I’d like to understand better what is in the test data.
-Is it a single row for year 5 for the same “id_policy” that are in the training set?
-Is it a single row for year 4 for new id_policy that are not in the training set
-Is it a single row for year 5 for new id_policy that are not in the training set?
-Is it a bunch of rows (year 1-4 with claim_amount and year 5 without) for new id_policy that are not in the training set and you have to provide a premium for year 5 ?
The test data is a single row for year 5 with a mixture of
id_policy values that are in the training data and are not.
The idea is that, like a real insurance company, the incoming portfolio for a new year will be a mixture of new customers and those for whom you have a history.
I hope this has clarified things a little more.
For some rows in test data we have claim_amount for past 4 years (from training data). But RMSE and weekly leaderboard data sets have separate policies from training set and historical claim_amount is not available to them?
Yes, RMSE and the weekly leaderboards have separate datasets and there is no historical claim information about these contracts available to you.
To clarify what the leaderboard datasets look like see below.
RMSE leaderboard data
The data in this leaderboard is a uniform sample similar to your training data. It contains the data of 5K policy holders tracked over 4 years (20K contracts in total). The aim for this is to give you a general idea of how well your model performs on claim estimation.
Weekly average profit leaderboards
These are 9 weekly leaderboards using the data of approximately 15K policy holders over 4 years (60K contracts in total). Each week the leaderboard will contain a sample of these 60K contracts equally distributed among the 9 weeks.
In addition we have made it so that the year of the policies in question generally increases with each weekly leaderboard. So for example, the first weekly leaderboard this Saturday, will contain mostly contracts with
year = 1 in the data while the last weekly leaderboard in late February will contain mostly contracts with
year = 4. The final test data will contain information about 100K policy holders all with
year = 5 as noted previously in this thread.
I will update the over view page with some of this information shortly and please let me know if this doesn’t answer question.
I haven’t seen the test dataset, where is it?
In reality, an insurance company usually does not know what the incoming years’ portfolio will look like. They will price policies, based on their model, as and when they come in the new year. This is done without advance knowledge of the make-up of the whole portfolio.
To simulate this, we don’t provide you with the test dataset, nor do we provide you with the leaderboard datasets. This is one of the reasons that in this competition you are asked to provide your model code.
We use your model code on the test and leaderboard datasets to generate:
- Premium prices that are used in the profit leaderboard and final competition evaluation. This uses your
- Claim value estimates that are used in the RMSE leaderboard. This uses your
Please let me know if this doesn’t answer your question
thanks @alfarzan ,
Thanks for the reply. This is what I initially understood, but @alexander_penkin had me confused because of "For some rows in test data we have claim_amount for past 4 years "

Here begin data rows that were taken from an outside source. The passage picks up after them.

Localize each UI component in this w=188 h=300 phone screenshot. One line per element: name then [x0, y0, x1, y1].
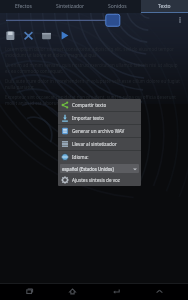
- button[interactable]: español (Estados Unidos): [60, 164, 139, 173]
- staticText: español (Estados Unidos): [62, 166, 114, 172]
- button[interactable]: Recientes: [14, 283, 44, 300]
- button[interactable]: Más opciones: [175, 15, 185, 25]
- button[interactable]: Mezclar: [22, 29, 35, 42]
- button[interactable]: Llevar al sintetizador: [58, 138, 141, 150]
- button[interactable]: Inicio: [57, 283, 87, 300]
- staticText: Importar texto: [72, 115, 104, 121]
- button[interactable]: Sintetizador: [47, 0, 94, 13]
- staticText: Ut enim ad minim veniam, quis nostrud ex…: [5, 62, 183, 74]
- staticText: Ajustes síntesis de voz: [72, 177, 120, 183]
- staticText: Idioma:: [72, 154, 89, 160]
- button[interactable]: Velocidad: [0, 13, 188, 27]
- button[interactable]: Atrás: [101, 283, 131, 300]
- staticText: Duis aute irure dolor in reprehenderit i…: [5, 78, 183, 90]
- button[interactable]: Sonidos: [94, 0, 141, 13]
- button[interactable]: Ajustes síntesis de voz: [58, 174, 141, 186]
- button[interactable]: Compartir texto: [58, 99, 141, 111]
- staticText: Llevar al sintetizador: [72, 141, 117, 147]
- staticText: Sonidos: [108, 3, 127, 10]
- button[interactable]: Texto: [141, 0, 188, 13]
- staticText: Texto: [158, 3, 171, 10]
- button[interactable]: Importar texto: [58, 112, 141, 124]
- staticText: Sintetizador: [56, 3, 85, 10]
- staticText: Generar un archivo WAV: [72, 128, 125, 134]
- button[interactable]: Reproducir: [58, 29, 71, 42]
- staticText: Compartir texto: [72, 102, 107, 108]
- button[interactable]: Guardar: [4, 29, 17, 42]
- button[interactable]: Idioma:: [58, 151, 141, 163]
- staticText: Efectos: [15, 3, 32, 10]
- button[interactable]: Carpeta: [40, 29, 53, 42]
- button[interactable]: Expandir: [144, 283, 174, 300]
- staticText: Excepteur sint occaecat cupidatat non pr…: [5, 94, 183, 106]
- button[interactable]: Efectos: [0, 0, 47, 13]
- button[interactable]: Generar un archivo WAV: [58, 125, 141, 137]
- staticText: Lorem ipsum dolor sit amet, consectetur …: [5, 46, 183, 58]
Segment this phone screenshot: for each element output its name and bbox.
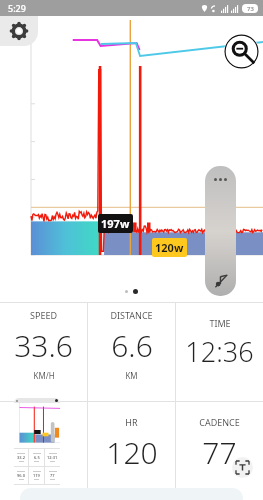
- button[interactable]: Zoom out: [224, 34, 259, 69]
- staticText: 6.6: [111, 325, 153, 366]
- staticText: DISTANCE: [110, 309, 153, 321]
- staticText: 120: [106, 432, 158, 473]
- staticText: 5:29: [8, 2, 26, 14]
- button[interactable]: Settings: [0, 16, 38, 46]
- staticText: CADENCE: [199, 416, 240, 428]
- staticText: 96.0: [17, 473, 25, 478]
- staticText: 197w: [101, 216, 130, 231]
- button[interactable]: TIME: [176, 303, 263, 401]
- button[interactable]: 3: [0, 402, 87, 500]
- staticText: KM: [125, 370, 138, 381]
- staticText: 6.5: [34, 455, 40, 460]
- button[interactable]: DISTANCE: [88, 303, 175, 401]
- staticText: 12:31: [47, 455, 58, 460]
- staticText: 120w: [155, 240, 184, 255]
- staticText: 33.6: [14, 325, 73, 366]
- staticText: KM/H: [33, 370, 55, 381]
- staticText: 119: [33, 473, 40, 478]
- staticText: 3: [35, 408, 53, 449]
- staticText: 77: [50, 473, 55, 478]
- button[interactable]: SPEED: [0, 303, 87, 401]
- staticText: 33.2: [17, 455, 25, 460]
- staticText: TIME: [209, 317, 231, 329]
- staticText: SPEED: [30, 309, 57, 321]
- staticText: 73: [247, 5, 254, 13]
- staticText: 77: [202, 432, 237, 473]
- button[interactable]: Screenshot preview: [14, 398, 60, 490]
- staticText: 12:36: [185, 333, 254, 370]
- button[interactable]: Select text: [232, 457, 253, 478]
- button[interactable]: CADENCE: [176, 402, 263, 500]
- staticText: HR: [125, 416, 138, 428]
- button[interactable]: HR: [88, 402, 175, 500]
- button[interactable]: Panel: [205, 166, 236, 296]
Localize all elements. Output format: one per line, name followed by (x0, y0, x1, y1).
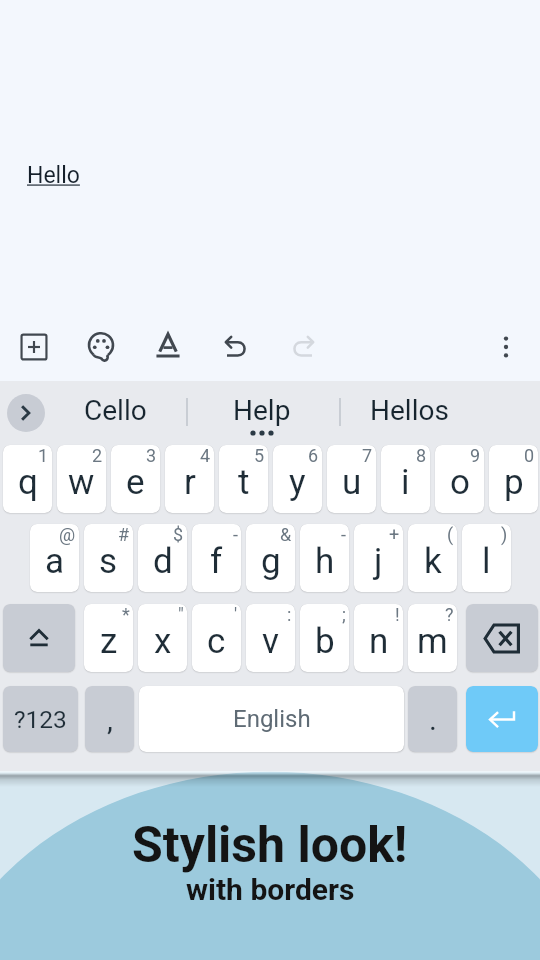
button[interactable]: ? (408, 604, 457, 672)
button[interactable]: ! (354, 604, 403, 672)
staticText: z (100, 621, 118, 662)
staticText: Hello (27, 162, 80, 189)
staticText: y (289, 462, 306, 503)
staticText: 1 (38, 445, 49, 466)
button[interactable]: $ (138, 524, 187, 592)
staticText: ( (447, 524, 454, 545)
button[interactable]: Hellos (344, 381, 474, 445)
button[interactable]: More options (482, 323, 530, 371)
staticText: " (178, 604, 184, 625)
button[interactable]: 7 (327, 445, 376, 513)
staticText: Hellos (370, 394, 449, 427)
button[interactable]: ( (408, 524, 457, 592)
button[interactable]: + (354, 524, 403, 592)
staticText: 5 (254, 445, 265, 466)
button[interactable]: ' (192, 604, 241, 672)
button[interactable]: , (85, 686, 134, 752)
staticText: # (118, 524, 130, 545)
button[interactable]: Text style (144, 323, 192, 371)
staticText: , (107, 702, 113, 737)
button[interactable]: 6 (273, 445, 322, 513)
staticText: ! (395, 604, 400, 625)
staticText: ' (234, 604, 238, 625)
staticText: j (374, 541, 383, 582)
button[interactable]: - (300, 524, 349, 592)
button[interactable]: 2 (57, 445, 106, 513)
staticText: - (341, 524, 346, 545)
staticText: e (126, 462, 145, 503)
button[interactable]: Add (10, 323, 58, 371)
button[interactable]: English (139, 686, 404, 752)
button[interactable]: & (246, 524, 295, 592)
staticText: m (417, 621, 448, 662)
button[interactable]: 9 (435, 445, 484, 513)
staticText: & (280, 524, 292, 545)
staticText: t (238, 462, 250, 503)
staticText: f (210, 541, 223, 582)
staticText: p (504, 462, 524, 503)
staticText: with borders (186, 872, 355, 907)
staticText: w (68, 462, 95, 503)
staticText: : (287, 604, 292, 625)
button[interactable]: Expand toolbar (7, 394, 45, 432)
staticText: o (450, 462, 470, 503)
staticText: 7 (362, 445, 373, 466)
button[interactable]: . (408, 686, 457, 752)
staticText: $ (173, 524, 184, 545)
button[interactable]: ; (300, 604, 349, 672)
staticText: d (153, 541, 173, 582)
staticText: b (315, 621, 335, 662)
staticText: Stylish look! (132, 816, 408, 875)
staticText: Help (233, 394, 291, 427)
button[interactable]: Redo (279, 323, 327, 371)
staticText: English (233, 705, 311, 733)
staticText: r (184, 462, 196, 503)
button[interactable]: Cello (50, 381, 181, 445)
button[interactable]: : (246, 604, 295, 672)
staticText: g (261, 541, 281, 582)
staticText: @ (59, 524, 76, 545)
button[interactable]: Theme (77, 323, 125, 371)
button[interactable]: Enter (466, 686, 538, 752)
button[interactable]: Backspace (466, 604, 538, 672)
staticText: ?123 (14, 705, 67, 734)
button[interactable]: ) (462, 524, 511, 592)
button[interactable]: 1 (3, 445, 52, 513)
staticText: i (401, 462, 410, 503)
button[interactable]: # (84, 524, 133, 592)
staticText: ? (445, 604, 454, 625)
button[interactable]: 0 (489, 445, 538, 513)
staticText: . (429, 702, 437, 737)
staticText: k (424, 541, 442, 582)
button[interactable]: ?123 (3, 686, 78, 752)
staticText: x (154, 621, 172, 662)
button[interactable]: Undo (212, 323, 260, 371)
staticText: - (233, 524, 238, 545)
button[interactable]: @ (30, 524, 79, 592)
button[interactable]: - (192, 524, 241, 592)
button[interactable]: 5 (219, 445, 268, 513)
button[interactable]: " (138, 604, 187, 672)
button[interactable]: Help (186, 381, 338, 445)
staticText: 8 (416, 445, 427, 466)
button[interactable]: * (84, 604, 133, 672)
staticText: a (45, 541, 65, 582)
staticText: u (342, 462, 362, 503)
staticText: 4 (200, 445, 211, 466)
button[interactable]: 3 (111, 445, 160, 513)
staticText: v (262, 621, 279, 662)
staticText: ; (342, 604, 346, 625)
staticText: ) (501, 524, 508, 545)
staticText: 9 (470, 445, 481, 466)
button[interactable]: Shift (3, 604, 75, 672)
staticText: * (122, 604, 130, 625)
staticText: l (482, 541, 491, 582)
staticText: q (18, 462, 38, 503)
staticText: + (389, 524, 400, 545)
staticText: Cello (84, 394, 147, 427)
staticText: h (315, 541, 335, 582)
button[interactable]: 4 (165, 445, 214, 513)
staticText: s (99, 541, 118, 582)
button[interactable]: 8 (381, 445, 430, 513)
staticText: c (207, 621, 226, 662)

I guess his point was that:
- In the test data (year 5) you’ll be able to have information of what happened on the 4 first years thanks to the training data and id_policy.

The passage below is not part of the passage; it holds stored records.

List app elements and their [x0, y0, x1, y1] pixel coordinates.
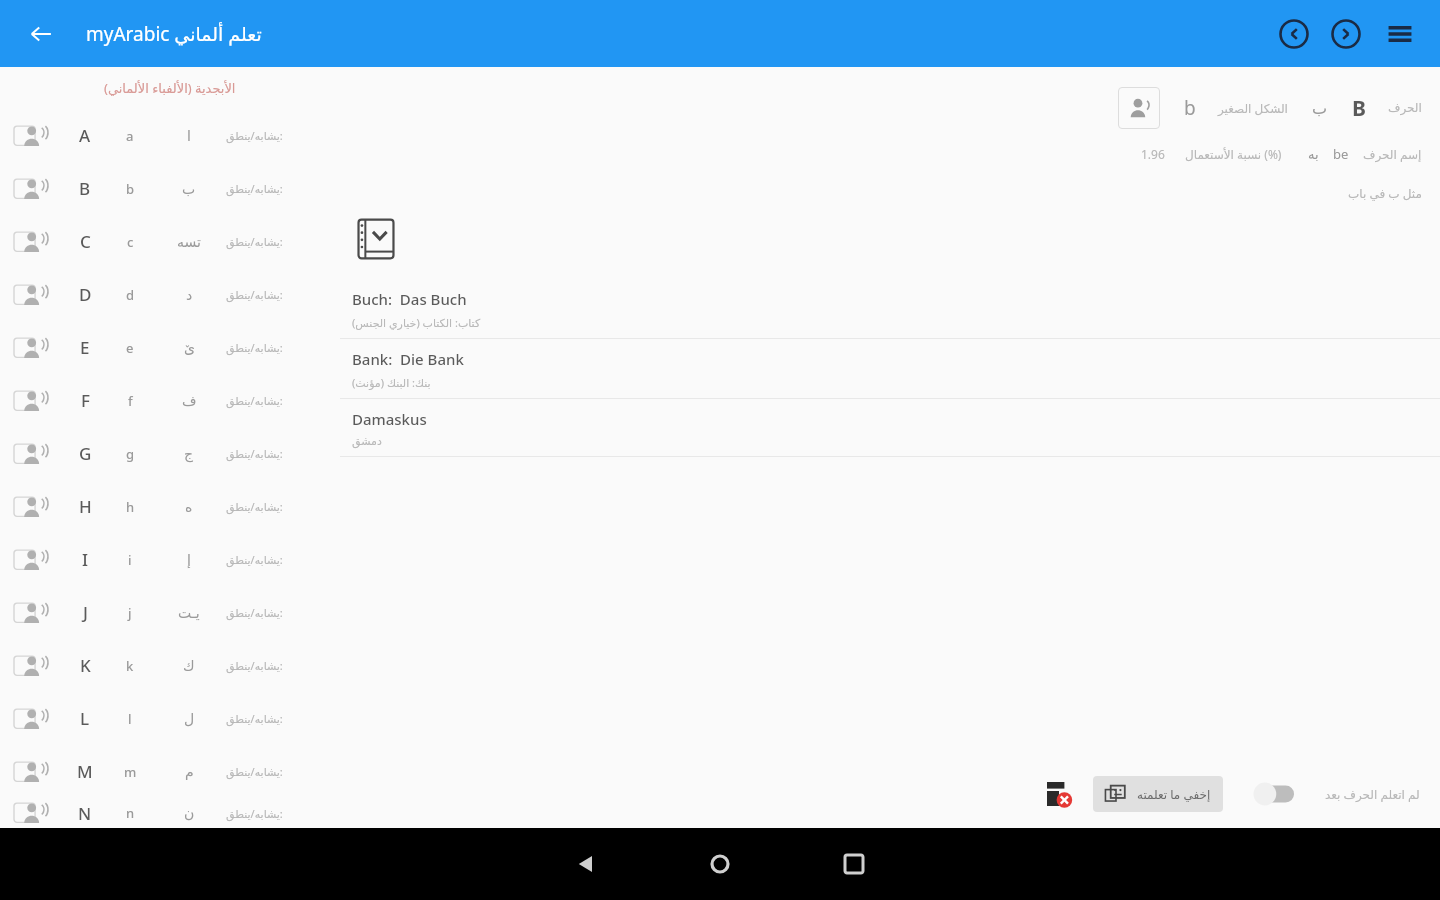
staticText: ب — [182, 181, 196, 197]
button[interactable]: Menu — [1378, 12, 1422, 56]
staticText: لم اتعلم الحرف بعد — [1325, 786, 1420, 802]
staticText: J — [83, 601, 88, 624]
staticText: ا — [187, 128, 191, 144]
staticText: m — [124, 763, 137, 781]
staticText: I — [82, 548, 89, 571]
staticText: myArabic تعلم ألماني — [86, 21, 262, 47]
button[interactable]: E — [0, 321, 340, 374]
staticText: الحرف — [1388, 101, 1422, 115]
staticText: إ — [187, 552, 191, 568]
staticText: b — [1184, 95, 1196, 121]
staticText: يشابه/ينطق: — [226, 128, 283, 143]
staticText: يشابه/ينطق: — [226, 446, 283, 461]
staticText: C — [80, 230, 91, 253]
staticText: يشابه/ينطق: — [226, 393, 283, 408]
staticText: د — [186, 287, 193, 303]
button[interactable]: N — [0, 798, 340, 828]
staticText: b — [126, 180, 135, 198]
staticText: تسه — [177, 234, 201, 250]
button[interactable]: Bank: Die Bank — [340, 339, 1440, 398]
staticText: Damaskus — [352, 409, 427, 429]
staticText: يشابه/ينطق: — [226, 552, 283, 567]
button[interactable]: D — [0, 268, 340, 321]
staticText: يشابه/ينطق: — [226, 806, 283, 821]
staticText: F — [81, 389, 90, 412]
staticText: 1.96 — [1141, 146, 1165, 162]
staticText: M — [77, 760, 93, 783]
staticText: l — [128, 710, 132, 728]
staticText: يشابه/ينطق: — [226, 658, 283, 673]
staticText: نسبة الأستعمال (%) — [1185, 146, 1282, 162]
staticText: ب — [1312, 99, 1328, 118]
button[interactable]: Toggle learned letters — [1253, 779, 1307, 809]
button[interactable]: H — [0, 480, 340, 533]
staticText: i — [128, 551, 132, 569]
staticText: Bank: Die Bank — [352, 349, 464, 369]
staticText: يـت — [178, 605, 200, 621]
staticText: ل — [184, 711, 195, 727]
staticText: h — [126, 498, 135, 516]
staticText: k — [126, 657, 134, 675]
button[interactable]: A — [0, 109, 340, 162]
button[interactable]: I — [0, 533, 340, 586]
staticText: كتاب: الكتاب (خياري الجنس) — [352, 315, 481, 330]
staticText: g — [126, 445, 135, 463]
staticText: B — [1352, 94, 1366, 123]
button[interactable]: F — [0, 374, 340, 427]
staticText: n — [126, 804, 135, 822]
staticText: يشابه/ينطق: — [226, 234, 283, 249]
staticText: d — [126, 286, 135, 304]
button[interactable]: Recent apps — [819, 829, 889, 899]
staticText: c — [127, 233, 134, 251]
staticText: الشكل الصغير — [1218, 100, 1288, 116]
staticText: إسم الحرف — [1363, 146, 1422, 162]
button[interactable]: K — [0, 639, 340, 692]
button[interactable]: Next letter — [1324, 12, 1368, 56]
staticText: الأبجدية (الألفباء الألماني) — [104, 79, 236, 97]
staticText: K — [80, 654, 91, 677]
staticText: A — [79, 124, 91, 147]
staticText: a — [126, 127, 134, 145]
button[interactable]: C — [0, 215, 340, 268]
staticText: ك — [183, 658, 195, 674]
button[interactable]: L — [0, 692, 340, 745]
staticText: H — [79, 495, 92, 518]
staticText: ێ — [184, 340, 195, 356]
staticText: E — [80, 336, 90, 359]
staticText: ج — [184, 446, 194, 462]
button[interactable]: Previous letter — [1272, 12, 1316, 56]
staticText: م — [185, 764, 194, 780]
button[interactable]: B — [0, 162, 340, 215]
staticText: ف — [182, 393, 197, 409]
staticText: Buch: Das Buch — [352, 289, 467, 309]
staticText: إخفي ما تعلمته — [1137, 786, 1211, 802]
staticText: ن — [184, 805, 195, 821]
button[interactable]: J — [0, 586, 340, 639]
button[interactable]: Back — [18, 11, 64, 57]
staticText: دمشق — [352, 435, 382, 448]
button[interactable]: G — [0, 427, 340, 480]
button[interactable]: إخفي ما تعلمته — [1093, 776, 1223, 812]
staticText: بنك: البنك (مؤنث) — [352, 375, 431, 390]
button[interactable]: Buch: Das Buch — [340, 279, 1440, 338]
staticText: به — [1308, 147, 1319, 162]
staticText: يشابه/ينطق: — [226, 711, 283, 726]
staticText: يشابه/ينطق: — [226, 340, 283, 355]
staticText: يشابه/ينطق: — [226, 181, 283, 196]
staticText: يشابه/ينطق: — [226, 287, 283, 302]
button[interactable]: Clear — [1039, 774, 1079, 814]
staticText: N — [78, 802, 92, 825]
staticText: يشابه/ينطق: — [226, 764, 283, 779]
staticText: e — [126, 339, 134, 357]
staticText: be — [1333, 145, 1349, 163]
button[interactable]: Back — [551, 829, 621, 899]
staticText: D — [79, 283, 92, 306]
staticText: مثل ب في باب — [1348, 185, 1422, 201]
button[interactable]: Dictionary — [352, 215, 400, 263]
button[interactable]: Play pronunciation — [1118, 87, 1160, 129]
button[interactable]: Home — [685, 829, 755, 899]
staticText: B — [79, 177, 91, 200]
staticText: G — [79, 442, 92, 465]
button[interactable]: Damaskus — [340, 399, 1440, 456]
button[interactable]: M — [0, 745, 340, 798]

- In the RMSE leaderboard, you will have no same id_policy since it’s only 4 years, so you cannot use this information.
=> you can use past_claims in profit_leaderboard but not in rmse_leaderboard…
Are we allowed to know the proportion of test rows that are
id_policy values that are in the training set? I thought I read in one of the other threads that it was 60:40 in one direction or the other, but I can’t find that now and it’s not on the front page.
Yes it’s not explicitly written. The final test set has 100K policy IDs with
year = 5. Your training data consists of 60K policies with years 1 - 4. The 5th year for all of these policies appears in the test.
On the dataset section on the overview page this is described in detail if I’m correct?